At just 5-foot-7 and 191 pounds, Rodgers certainly stands out on a football field.
“He’s obviously one of a kind,” Dennison said. “He is shifty, he has a lot of moves, but at the same time I think he’ll hit you in the mouth.
“He’s not just a one-dimensional back. He’ll rock you; he’ll get after you. He has those different dimensions that separate him from a normal running back.”
UW safety Nate Williams said that Jacquizz Rodgers is so multi-dimensional that it’s almost like having two Rodgerses on the field at the same time.
“They do a lot of things with him — moving him to receiver, running him out of the backfield on routes, screens and all that,” he said. “We have to prepare really well for that.”
Oregon State is still going to have to find a way to replace the other Rodgers, a senior receiver and return man who has more career all-purpose yardage (5,784) than any current college player.
Wheaton, who is a cousin of former Oregon cornerback and Husky-killer Kenny Wheaton, filled in admirably for his one-game stint but has to prove he can do it over the long haul.
“Everyone’s going to have to step it up a notch,” Oregon State coach Mike Riley said on Tuesday’s Pac-10 conference call. “Our team will be disappointed, but nobody’s going to panic. Nobody’s going to blink.”
More than anything, Riley said it might be a challenge to keep team morale up after the season-ending injury.
“There’s no getting around the empathy that everybody has for a situation like this,” he said. “It’s too shallow to say it’s part of the game. This guy is the heart and soul of our team.”
If last Saturday was any indication, the OSU offense should be just fine without the elder Rodgers. After he tore up his left knee midway through the second quarter of a game against Arizona — James Rodgers already had seven receptions for 107 yards and a touchdown by that point — the Beavers kept on rolling. Wheaton finished with seven receptions for 113 yards and a touchdown while OSU piled up 486 yards of total offense.
But UW’s Williams believes that taking out one of the country’s top playmakers has to have an effect.
“They like to use him on the fly sweep a lot, and that’s a tough play to stop, whether you’re in (man-to-man defense) or whether you’re in zone,” Williams said. “Taking him out, in a way, I guess you can say eliminates that threat.”
But taking one Rodgers out of the lineup doesn’t necessarily eliminate half of the Beavers’ offense. The Huskies know they’ll still have their work cut out for them on Saturday night.
“They kind of do what they do,” UW defensive coordinator Nick Holt said. “The other receivers can do what James does. Maybe not as well, but they’ll still do it, and they’re still good.”

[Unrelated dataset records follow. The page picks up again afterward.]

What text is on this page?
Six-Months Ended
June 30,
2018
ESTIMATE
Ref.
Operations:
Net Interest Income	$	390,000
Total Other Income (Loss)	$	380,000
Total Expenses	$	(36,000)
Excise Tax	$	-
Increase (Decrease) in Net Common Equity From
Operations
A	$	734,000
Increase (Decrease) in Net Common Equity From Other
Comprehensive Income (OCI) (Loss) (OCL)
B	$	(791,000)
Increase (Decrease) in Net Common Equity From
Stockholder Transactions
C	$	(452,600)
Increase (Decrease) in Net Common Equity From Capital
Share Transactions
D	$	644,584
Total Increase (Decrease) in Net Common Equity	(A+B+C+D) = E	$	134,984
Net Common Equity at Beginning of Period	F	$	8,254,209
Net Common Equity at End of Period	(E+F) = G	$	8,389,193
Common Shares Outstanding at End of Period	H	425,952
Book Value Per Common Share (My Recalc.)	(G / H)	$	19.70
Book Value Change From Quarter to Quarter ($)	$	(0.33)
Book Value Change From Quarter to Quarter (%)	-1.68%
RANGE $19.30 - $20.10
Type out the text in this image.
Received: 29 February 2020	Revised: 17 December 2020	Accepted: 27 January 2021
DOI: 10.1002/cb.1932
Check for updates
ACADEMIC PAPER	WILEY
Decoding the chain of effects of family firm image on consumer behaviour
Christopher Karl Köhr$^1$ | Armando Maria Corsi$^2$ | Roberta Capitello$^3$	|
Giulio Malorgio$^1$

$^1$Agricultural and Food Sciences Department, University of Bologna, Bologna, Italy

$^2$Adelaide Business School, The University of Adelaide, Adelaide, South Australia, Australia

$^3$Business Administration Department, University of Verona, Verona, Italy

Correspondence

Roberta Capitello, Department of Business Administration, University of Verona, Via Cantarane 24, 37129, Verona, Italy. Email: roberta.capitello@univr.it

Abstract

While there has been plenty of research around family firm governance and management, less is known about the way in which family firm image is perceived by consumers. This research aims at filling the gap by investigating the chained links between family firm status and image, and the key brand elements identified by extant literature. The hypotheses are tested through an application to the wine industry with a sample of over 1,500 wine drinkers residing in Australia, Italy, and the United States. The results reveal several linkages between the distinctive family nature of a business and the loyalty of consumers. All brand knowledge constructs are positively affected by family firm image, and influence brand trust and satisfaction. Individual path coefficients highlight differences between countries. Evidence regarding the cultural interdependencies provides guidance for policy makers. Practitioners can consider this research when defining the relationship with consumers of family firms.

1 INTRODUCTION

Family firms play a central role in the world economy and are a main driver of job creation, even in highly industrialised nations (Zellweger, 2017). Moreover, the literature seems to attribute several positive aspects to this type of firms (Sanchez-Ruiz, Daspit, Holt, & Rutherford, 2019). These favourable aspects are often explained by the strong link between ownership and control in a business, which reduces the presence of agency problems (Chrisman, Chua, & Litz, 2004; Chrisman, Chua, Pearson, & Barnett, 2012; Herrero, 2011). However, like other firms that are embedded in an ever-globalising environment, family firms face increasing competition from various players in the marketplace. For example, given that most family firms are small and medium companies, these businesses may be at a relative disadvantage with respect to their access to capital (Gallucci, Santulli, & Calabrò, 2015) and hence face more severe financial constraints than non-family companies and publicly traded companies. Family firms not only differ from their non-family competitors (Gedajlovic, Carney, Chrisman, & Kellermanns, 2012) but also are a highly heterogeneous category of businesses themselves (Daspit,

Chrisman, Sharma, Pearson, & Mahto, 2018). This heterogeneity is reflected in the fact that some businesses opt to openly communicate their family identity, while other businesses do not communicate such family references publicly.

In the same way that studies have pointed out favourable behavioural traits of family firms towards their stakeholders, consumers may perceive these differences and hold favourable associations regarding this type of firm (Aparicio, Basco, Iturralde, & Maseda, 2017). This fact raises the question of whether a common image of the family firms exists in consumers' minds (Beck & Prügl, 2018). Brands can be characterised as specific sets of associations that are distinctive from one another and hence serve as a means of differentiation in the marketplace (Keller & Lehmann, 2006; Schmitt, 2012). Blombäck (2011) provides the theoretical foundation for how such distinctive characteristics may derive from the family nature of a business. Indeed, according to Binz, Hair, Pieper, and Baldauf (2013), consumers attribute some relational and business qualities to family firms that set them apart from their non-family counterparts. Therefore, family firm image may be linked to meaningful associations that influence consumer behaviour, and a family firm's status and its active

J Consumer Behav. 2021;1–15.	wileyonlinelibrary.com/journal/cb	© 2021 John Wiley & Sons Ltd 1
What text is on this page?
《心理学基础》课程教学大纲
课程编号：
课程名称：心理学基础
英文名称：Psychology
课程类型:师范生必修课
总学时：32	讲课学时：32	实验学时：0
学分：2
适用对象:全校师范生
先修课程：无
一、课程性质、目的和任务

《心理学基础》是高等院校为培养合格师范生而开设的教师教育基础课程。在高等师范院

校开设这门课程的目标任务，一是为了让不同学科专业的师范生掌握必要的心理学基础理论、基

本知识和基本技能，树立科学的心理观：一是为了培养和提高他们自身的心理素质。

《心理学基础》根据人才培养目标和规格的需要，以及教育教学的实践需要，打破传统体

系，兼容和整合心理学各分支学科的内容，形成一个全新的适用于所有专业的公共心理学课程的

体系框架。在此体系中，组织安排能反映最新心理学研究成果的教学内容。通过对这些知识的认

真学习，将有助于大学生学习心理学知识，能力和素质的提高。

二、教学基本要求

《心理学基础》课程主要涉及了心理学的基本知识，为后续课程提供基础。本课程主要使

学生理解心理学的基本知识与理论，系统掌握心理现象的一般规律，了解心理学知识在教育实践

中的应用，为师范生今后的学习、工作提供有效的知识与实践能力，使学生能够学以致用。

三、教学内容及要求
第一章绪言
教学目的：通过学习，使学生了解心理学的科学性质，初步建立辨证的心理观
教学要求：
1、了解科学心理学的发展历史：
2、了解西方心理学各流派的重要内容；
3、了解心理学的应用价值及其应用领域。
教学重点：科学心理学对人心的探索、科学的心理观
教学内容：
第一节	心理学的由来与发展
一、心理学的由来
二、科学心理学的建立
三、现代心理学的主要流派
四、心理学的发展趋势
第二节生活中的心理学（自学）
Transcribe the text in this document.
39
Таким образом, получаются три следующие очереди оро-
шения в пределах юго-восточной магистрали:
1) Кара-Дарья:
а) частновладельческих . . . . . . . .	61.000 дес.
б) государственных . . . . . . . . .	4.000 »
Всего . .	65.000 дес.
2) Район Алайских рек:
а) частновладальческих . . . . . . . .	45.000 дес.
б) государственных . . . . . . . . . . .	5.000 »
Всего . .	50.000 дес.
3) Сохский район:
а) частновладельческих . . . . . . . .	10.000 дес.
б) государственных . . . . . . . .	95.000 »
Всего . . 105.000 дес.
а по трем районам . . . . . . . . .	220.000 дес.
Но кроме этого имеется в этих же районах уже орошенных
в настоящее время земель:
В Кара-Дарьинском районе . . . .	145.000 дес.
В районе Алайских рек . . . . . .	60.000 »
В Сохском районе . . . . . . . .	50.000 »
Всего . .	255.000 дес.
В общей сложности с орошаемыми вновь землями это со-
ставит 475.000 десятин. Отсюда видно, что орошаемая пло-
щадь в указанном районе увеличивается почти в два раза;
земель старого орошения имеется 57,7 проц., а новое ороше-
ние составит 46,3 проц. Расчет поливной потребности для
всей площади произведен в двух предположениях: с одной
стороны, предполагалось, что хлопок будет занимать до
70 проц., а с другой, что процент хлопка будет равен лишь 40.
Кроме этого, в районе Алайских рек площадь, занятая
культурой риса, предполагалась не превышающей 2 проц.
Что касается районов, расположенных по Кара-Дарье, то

The most popular player with reporters after Tuesday’s practice was cornerback Desmond Trufant, who struggled in Saturday’s game and has been going through a bit of a sophomore slump this season. ‘It’s going to come,” Trufant said. “Sometimes it happens like that as a corner. Two plays, you can stand out and be a hero, or two plays you can be the worst guy on the field. I’ve just got to keep working.” During his morning conference call, Sarkisian said Trufant might be “pressing” this season. “He’s been trying to be perfect, doing everything the coaches ask,” Sarkisian said. “That’s not a bad thing, but I know there’s more playmaking ability in him because we see it every day.” … The Huskies did some more shuffling on the offensive line, although Sarkisian was not available to comment after practice about whether it would be used in Saturday’s game. The odd man out appeared to be Cody Habben, as center Drew Schaefer moved over to take his spot at right tackle. Guard Gregory Christine moved into the center spot, while right guard Ryan Tolar was on the left side and freshman Colin Porter worked at right guard. … Quarterback Jake Locker participated in practice but spent the team portion of the session watching backup Keith Price run the No. 1 offense. Locker is recovering from illness and is expected to play against OSU on Saturday night. … Wide receiver Devin Aguilar (hip) watched from the sidelines and his status appears questionable for Saturday’s game. Aguilar didn’t play against Arizona State four days ago, but Sarkisian said earlier this week that he expects him to be available for the OSU game.